[extropy-chat] against ID
gts
gts_2000 at yahoo.com
Thu Dec 8 19:35:53 UTC 2005
On Thu, 08 Dec 2005 13:04:01 -0500, Damien Broderick
<thespike at satx.rr.com> wrote:
>> The second definition seems on the surface to be quite reasonable,
>> perhaps even an improvement on the first, but it lacks the requirement
>> that
>> science be about *natural explanations*. In Kansas, *any* explanation
>> for natural phenomena now qualifies as science, including for example
>> astrology as an explanation for human personality.
>
> But what is your objection to examining astrology as an explanation for
> human personality?
None, technically. My use of language here is evolving. Astrology should
be rejected as science because it doesn't explain or predict anything.

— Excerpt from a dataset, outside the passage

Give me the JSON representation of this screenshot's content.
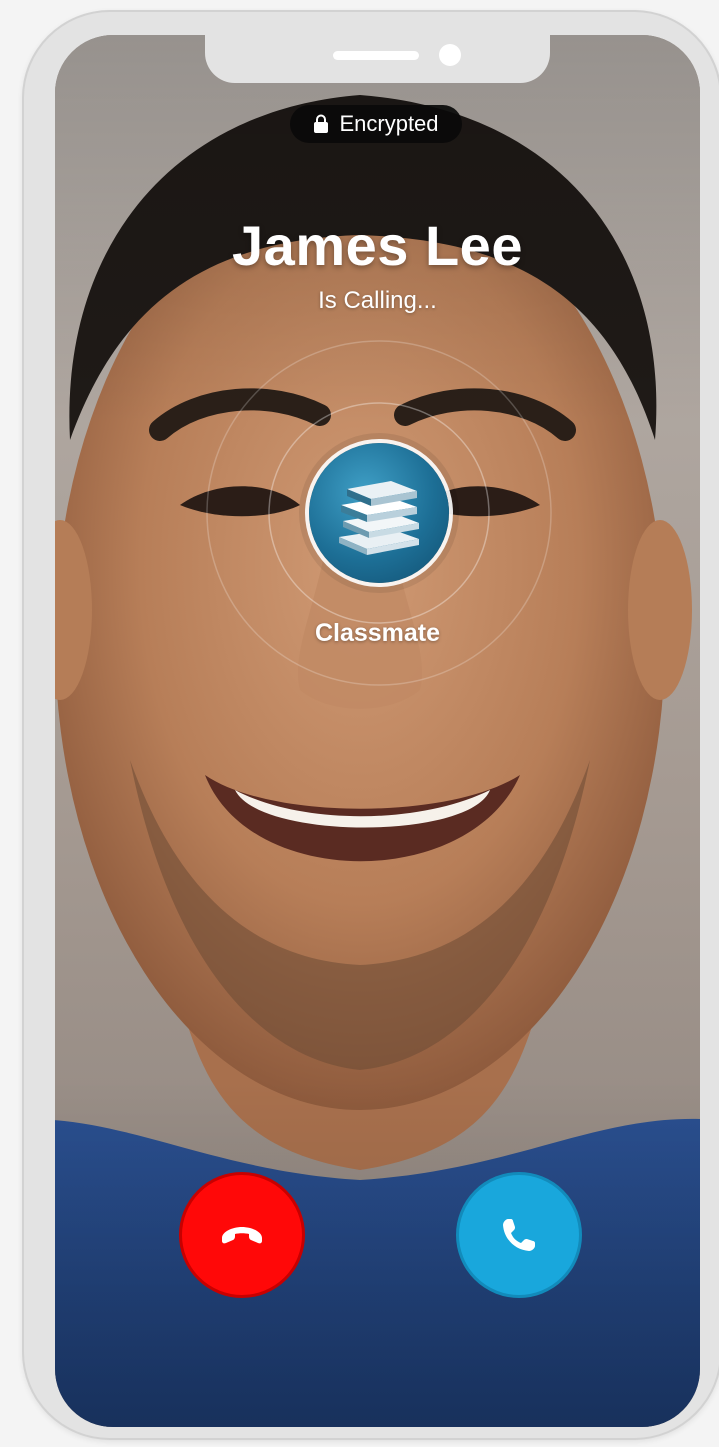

Similarly, Intelligent Design doesn't explain or predict anything. It
suffers for two reasons: 1) there is no solid evidence that so-called
"irreducibly complex" structures really exist in biology, and 2) even if
they do exist, the so-called theory of ID does not explain how those
structures come into existence.
I found this quote of Behe (the chief protagonist of ID), from a lecture
in which a physicist pressed him for an explanation of how structures
alleged to be irreducibly complex (for example bacterial flagella) come
into existence.
=====
On November 11, 2002, Larry Arnhart reported on a lecture by Behe at
Hillsdale:
At Hillsdale, after his public lecture, I challenged Behe in a small-group
discussion to give us a positive
statement of exactly how the "Intelligent Designer" creates bacterial
flagella. As usual, he was evasive.
But I didn't let him get away. And finally, he answered: "In a puff of
smoke!" A physicist in our group asked,
"Do you mean that the Intelligent Designer suspends the laws of physics
through working a miracle?" And
Behe answered: "Yes."
http://wiki.cotch.net/index.php/Puff_of_Smoke
=====
So it happens in a puff of smoke! The least Behe could do is explain how
the Intelligent Designer's smoke does this magic. How does the magical
smoke enter into the physical world, and how does it rearrange organic
materials? What is the mechanism? If he could answer that question then he
might have a falsifiable theory.
I agree with you that "natural" is a troublesome word. I have used
"naturalism" to mean something close to "positivism," but that is I think
the wrong way to approach the problem.